First, I totally agree with Phillip that closing the registry is the right 
direction to head. It would be lovely if this became a consideration in new 
protocol work at the IETF. I'm not sure how quickly we can actually close it, 
but having a chosen and stated direction that points somewhere else seems very 
appropriate for new protocol work. Please note how long it is taking to kill 
the classful addressing terminology. If you want to change directions on port 
number interpretation, please start soon..

Second, as long as the current mechanism is "widely used" (and, with the rise 
of HTTP-as-transport and port-agile protocols, it's less widely used every day 
anyway), people try to use the current mechanism to understand and characterize 
traffic on their networks (you may laugh, and it is getting funnier every day, 
but they do exactly this with firewall rules, protocol analyzers - and the good 
ones DON'T use port numbers much any more - and traffic monitors).

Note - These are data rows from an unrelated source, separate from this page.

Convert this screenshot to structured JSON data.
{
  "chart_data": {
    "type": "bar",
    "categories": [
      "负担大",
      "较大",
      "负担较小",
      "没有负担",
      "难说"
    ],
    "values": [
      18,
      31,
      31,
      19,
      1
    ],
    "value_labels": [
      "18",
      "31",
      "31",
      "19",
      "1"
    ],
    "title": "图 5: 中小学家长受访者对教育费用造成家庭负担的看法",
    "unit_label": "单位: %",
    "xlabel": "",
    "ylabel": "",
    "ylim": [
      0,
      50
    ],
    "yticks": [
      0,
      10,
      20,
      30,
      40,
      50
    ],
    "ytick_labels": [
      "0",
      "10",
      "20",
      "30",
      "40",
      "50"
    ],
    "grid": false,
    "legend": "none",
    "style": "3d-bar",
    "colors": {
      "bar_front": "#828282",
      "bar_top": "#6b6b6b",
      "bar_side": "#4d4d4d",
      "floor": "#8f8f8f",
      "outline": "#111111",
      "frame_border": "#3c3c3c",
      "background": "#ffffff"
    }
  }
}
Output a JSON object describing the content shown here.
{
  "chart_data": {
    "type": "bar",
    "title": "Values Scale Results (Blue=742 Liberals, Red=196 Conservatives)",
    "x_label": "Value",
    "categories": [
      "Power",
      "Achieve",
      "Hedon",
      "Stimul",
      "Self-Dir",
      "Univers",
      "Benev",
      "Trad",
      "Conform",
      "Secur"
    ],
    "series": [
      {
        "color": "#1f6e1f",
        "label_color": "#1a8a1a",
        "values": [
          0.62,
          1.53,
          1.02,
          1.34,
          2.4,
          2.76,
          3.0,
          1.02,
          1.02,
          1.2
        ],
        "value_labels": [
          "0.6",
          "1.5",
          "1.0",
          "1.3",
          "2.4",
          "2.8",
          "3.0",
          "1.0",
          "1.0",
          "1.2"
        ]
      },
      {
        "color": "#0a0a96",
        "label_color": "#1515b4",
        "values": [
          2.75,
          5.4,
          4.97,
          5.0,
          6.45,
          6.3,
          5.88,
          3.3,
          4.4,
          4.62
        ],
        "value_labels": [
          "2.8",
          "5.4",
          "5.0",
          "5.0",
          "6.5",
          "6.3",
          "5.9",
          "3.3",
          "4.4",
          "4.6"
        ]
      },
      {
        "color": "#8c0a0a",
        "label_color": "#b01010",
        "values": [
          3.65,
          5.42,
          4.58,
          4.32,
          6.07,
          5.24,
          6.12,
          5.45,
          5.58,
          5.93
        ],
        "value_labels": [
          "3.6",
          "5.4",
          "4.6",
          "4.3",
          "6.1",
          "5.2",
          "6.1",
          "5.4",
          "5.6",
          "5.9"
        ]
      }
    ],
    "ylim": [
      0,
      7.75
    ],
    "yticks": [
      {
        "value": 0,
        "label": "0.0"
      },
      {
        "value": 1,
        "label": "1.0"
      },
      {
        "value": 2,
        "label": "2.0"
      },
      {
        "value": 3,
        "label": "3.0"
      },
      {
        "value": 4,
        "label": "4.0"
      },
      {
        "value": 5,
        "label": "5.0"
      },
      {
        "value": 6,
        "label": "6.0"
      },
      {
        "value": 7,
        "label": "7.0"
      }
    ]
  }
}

The definition of an application port is what the two ends of the application 
think it is. If I think that port 25 is a good port, you do, too, and we never 
use it for anything else, why is this wrong? It seems to me that saying, "if 
you want to understand what the traffic on this network looks like, our 
direction is that you'll need to check SRV records most of the time in the 
future" seems to give people who do firewalls, traffic monitors, etc. the right 
signal as well.

Thanks,

Spencer
  ----- Original Message ----- 
  From: Hallam-Baker, Phillip 
  To: Stephane Bortzmeyer 
  Cc: ietf(_at_)ietf(_dot_)org 
  Sent: Monday, March 20, 2006 6:13 AM
  Subject: Re: Guidance needed on well known ports


  Refusing new registrations is what I meant by closing the registry.

  Of course it is not possible to change the way deployed systems work 
retrospectively.

  The question was about a new protocol.

  We are about to see several thousand new web services protocols being 
developed per year. A port each would be idiotic. Expecting UDDI deployment is 
at this point futile.

  The solution that people are going to turn to is to use the existing dns as 
deployed. Fortunately windows 2k uses srv extensively.

  We should also promote the use of srv for existing protocols for 
configuration. _pop3._tcp.example.com can only advertise the location of the 
pop server. Why not use it and save me debugging mail config for friends and 
familly?


   -----Original Message-----
  From:   Stephane Bortzmeyer [mailto:bortzmeyer(_at_)nic(_dot_)fr]
  Sent:   Mon Mar 20 03:06:23 2006
  To:     Hallam-Baker, Phillip
  Cc:     ietf(_at_)ietf(_dot_)org
  Subject:        Re: Guidance needed on well known ports

  On Sat, Mar 18, 2006 at 02:09:47PM -0800,
   Hallam-Baker, Phillip <pbaker(_at_)verisign(_dot_)com> wrote
   a message of 163 lines which said:

  > The Internet has a signalling layer, the DNS. Applications should
  > use it.  The SRV record provides an infinitely extensible mechanism
  > for advertising ports.

  I agree here but this means we should keep at least one well-known
  port, 53.

  > IANA should be told to close the well known ports
  > registry. Applications should use DNS SRV records for service
  > location.

  I agree with that rule for the *future* protocols. But it does not
  help with current (and widely deployed) protocols. So, asking IANA to
  refuse new registrations in the well-known ports registry is one
  thing, shutting down the registry is another.